Uit dat alles vloeit voort dat de doelstellingen van de wet geenszins worden bereikt door de bestreden maatregelen : de doelstelling van het vermijden van « valse zelfstandigen » niet, omdat individuele zelfstandige vergunninghouders zich nog altijd kunnen verenigen; de doelstelling van herstel van de concurrentie niet, vermits coöperatieve vennootschappen met individuele zelfstandige vergunninghouders nog steeds mogelijk zijn; de doelstelling van openbare orde en veiligheid niet, omdat de individuele machtiging geen betrekking heeft op die doelstelling doch wel de voorwaarden voor de uitoefening van het beroep opgesomd in artikel 6 van de wet.
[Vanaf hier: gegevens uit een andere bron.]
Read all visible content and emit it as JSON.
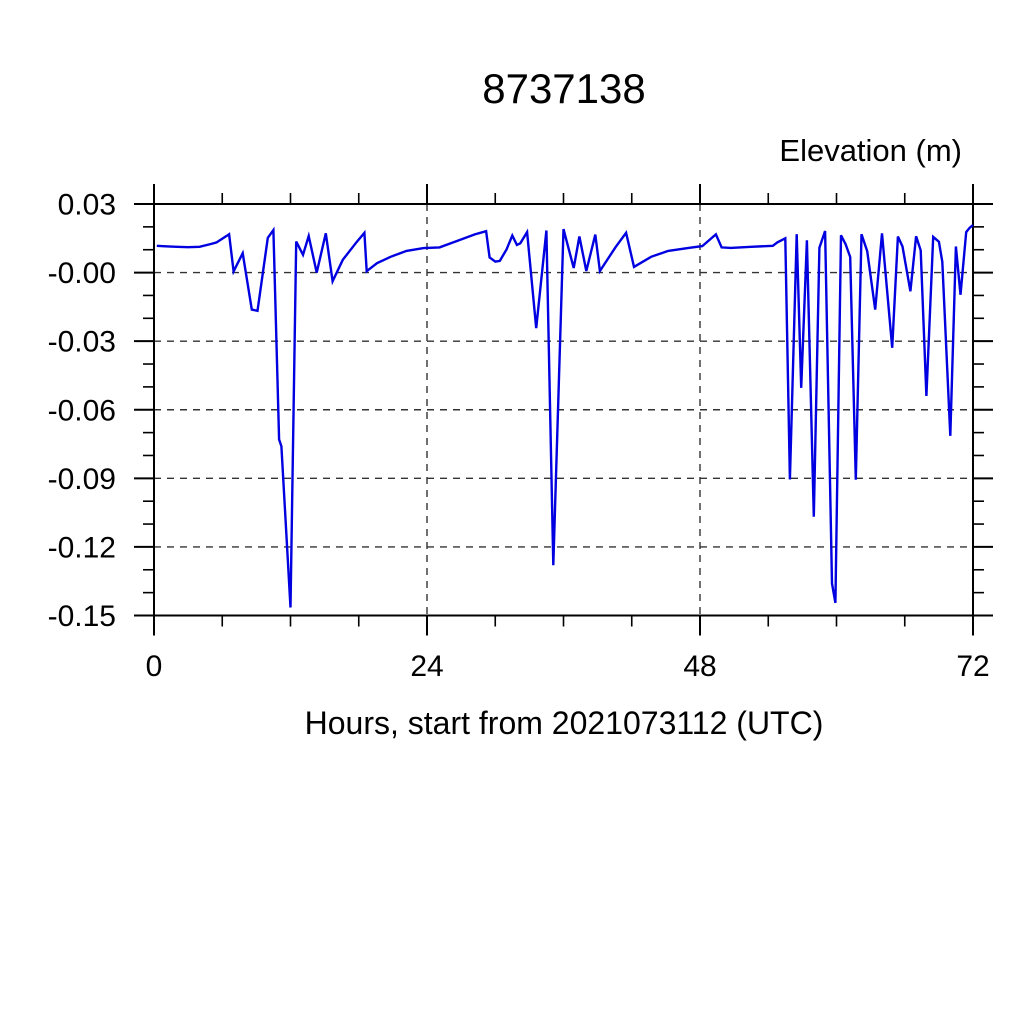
{
  "page_background": "#ffffff",
  "chart_data": {
    "type": "line",
    "title": "8737138",
    "header": "Elevation (m)",
    "ylabel": "Elevation (m)",
    "xlabel": "Hours, start from 2021073112 (UTC)",
    "legend": "none",
    "grid": {
      "show": true,
      "style": "dashed",
      "x_values": [
        24,
        48
      ],
      "y_values": [
        0.03,
        0,
        -0.03,
        -0.06,
        -0.09,
        -0.12,
        -0.15
      ]
    },
    "x_axis": {
      "min": 0,
      "max": 72,
      "minor_tick_step": 6,
      "major_ticks": [
        {
          "value": 0,
          "label": "0"
        },
        {
          "value": 24,
          "label": "24"
        },
        {
          "value": 48,
          "label": "48"
        },
        {
          "value": 72,
          "label": "72"
        }
      ]
    },
    "y_axis": {
      "min": -0.15,
      "max": 0.03,
      "minor_tick_step": 0.01,
      "major_ticks": [
        {
          "value": 0.03,
          "label": "0.03"
        },
        {
          "value": 0,
          "label": "-0.00"
        },
        {
          "value": -0.03,
          "label": "-0.03"
        },
        {
          "value": -0.06,
          "label": "-0.06"
        },
        {
          "value": -0.09,
          "label": "-0.09"
        },
        {
          "value": -0.12,
          "label": "-0.12"
        },
        {
          "value": -0.15,
          "label": "-0.15"
        }
      ]
    },
    "colors": {
      "line": "#0000e0",
      "grid": "#333333",
      "frame": "#000000",
      "text": "#000000"
    },
    "series": [
      {
        "name": "elevation",
        "points": [
          [
            0.25,
            0.0117
          ],
          [
            1,
            0.0115
          ],
          [
            2,
            0.0113
          ],
          [
            3,
            0.0111
          ],
          [
            4,
            0.0113
          ],
          [
            5,
            0.0125
          ],
          [
            5.5,
            0.0132
          ],
          [
            6.4,
            0.0161
          ],
          [
            6.6,
            0.0168
          ],
          [
            7,
            0.0005
          ],
          [
            7.8,
            0.0085
          ],
          [
            8.6,
            -0.0162
          ],
          [
            9.1,
            -0.0167
          ],
          [
            10,
            0.0152
          ],
          [
            10.5,
            0.0186
          ],
          [
            11,
            -0.073
          ],
          [
            11.2,
            -0.076
          ],
          [
            12,
            -0.1465
          ],
          [
            12.5,
            0.0136
          ],
          [
            13.1,
            0.0078
          ],
          [
            13.6,
            0.016
          ],
          [
            14.3,
            0
          ],
          [
            15.1,
            0.0172
          ],
          [
            15.7,
            -0.0038
          ],
          [
            16.6,
            0.0056
          ],
          [
            17.8,
            0.0133
          ],
          [
            18.5,
            0.0174
          ],
          [
            18.7,
            0.0006
          ],
          [
            19.6,
            0.0041
          ],
          [
            20.8,
            0.0069
          ],
          [
            22.2,
            0.0095
          ],
          [
            23.7,
            0.0107
          ],
          [
            25.1,
            0.011
          ],
          [
            26.9,
            0.0143
          ],
          [
            28.2,
            0.0167
          ],
          [
            29.2,
            0.0181
          ],
          [
            29.5,
            0.0066
          ],
          [
            30,
            0.0048
          ],
          [
            30.4,
            0.0051
          ],
          [
            31,
            0.0102
          ],
          [
            31.5,
            0.0162
          ],
          [
            31.9,
            0.0121
          ],
          [
            32.2,
            0.0128
          ],
          [
            32.8,
            0.0177
          ],
          [
            33.6,
            -0.0243
          ],
          [
            34.5,
            0.0184
          ],
          [
            35.1,
            -0.128
          ],
          [
            36,
            0.019
          ],
          [
            36.9,
            0.002
          ],
          [
            37.4,
            0.0158
          ],
          [
            38,
            0.0007
          ],
          [
            38.8,
            0.0166
          ],
          [
            39.2,
            0.0007
          ],
          [
            40.6,
            0.0113
          ],
          [
            41.5,
            0.0174
          ],
          [
            42.2,
            0.0025
          ],
          [
            43.7,
            0.0069
          ],
          [
            45.2,
            0.0095
          ],
          [
            47,
            0.0108
          ],
          [
            48.2,
            0.0116
          ],
          [
            49.4,
            0.0167
          ],
          [
            49.9,
            0.011
          ],
          [
            50.7,
            0.0108
          ],
          [
            52.5,
            0.0113
          ],
          [
            54.4,
            0.0117
          ],
          [
            54.8,
            0.0132
          ],
          [
            55.5,
            0.015
          ],
          [
            55.9,
            -0.0905
          ],
          [
            56.5,
            0.0168
          ],
          [
            56.9,
            -0.0504
          ],
          [
            57.4,
            0.0141
          ],
          [
            58,
            -0.1068
          ],
          [
            58.5,
            0.0109
          ],
          [
            59,
            0.0182
          ],
          [
            59.6,
            -0.136
          ],
          [
            59.9,
            -0.1445
          ],
          [
            60.4,
            0.0163
          ],
          [
            60.8,
            0.0124
          ],
          [
            61.2,
            0.0068
          ],
          [
            61.7,
            -0.0906
          ],
          [
            62.2,
            0.0168
          ],
          [
            62.7,
            0.0094
          ],
          [
            63.4,
            -0.0162
          ],
          [
            64,
            0.0172
          ],
          [
            64.9,
            -0.0329
          ],
          [
            65.4,
            0.0158
          ],
          [
            65.8,
            0.0114
          ],
          [
            66.5,
            -0.0082
          ],
          [
            67,
            0.0159
          ],
          [
            67.4,
            0.0097
          ],
          [
            67.9,
            -0.054
          ],
          [
            68.5,
            0.0156
          ],
          [
            69,
            0.0135
          ],
          [
            69.3,
            0.0047
          ],
          [
            70,
            -0.0714
          ],
          [
            70.5,
            0.0114
          ],
          [
            70.9,
            -0.0097
          ],
          [
            71.4,
            0.0177
          ],
          [
            71.7,
            0.0196
          ],
          [
            72,
            0.0208
          ]
        ]
      }
    ]
  }
}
Er is bijgevolg geen objectieve en redelijke verantwoording voor het ingevoerde onderscheid voorhanden.

A.4.3. De bestreden norm voert bovendien een discriminatie in tussen verschillende categorieën van zelfstandigen, doordat werkende vennoten-zelfstandigen van een bewakingsonderneming van een individuele vergunning vrijgesteld zijn wanneer de vennoten in een band van aan- of bloedverwantschap tot in de tweede graad staan met een der oprichtende vennoten of indien de betrokken vennootschap bestaat uit maximaal vier werkende vennoten die activiteiten, bepaald in het eerste lid, uitoefenen.

Er wordt geenszins bepaald noch aangetoond dat de band tussen een vennoot van een coöperatieve vennootschap met vier leden en die coöperatieve vennootschap dermate verschillend zou zijn van de band tussen een coöperant en een grotere vennootschap dat de openbare orde erdoor in gevaar zou kunnen worden gebracht. Er wordt evenmin ingezien waarom het argument van de « valse zelfstandigen » en de gebrekkige controle niet wordt aangewend wanneer het gaat om een kleine coöperatieve vennootschap waarbij de Minister erkent dat een van de vennoten een uitvoerder kan zijn.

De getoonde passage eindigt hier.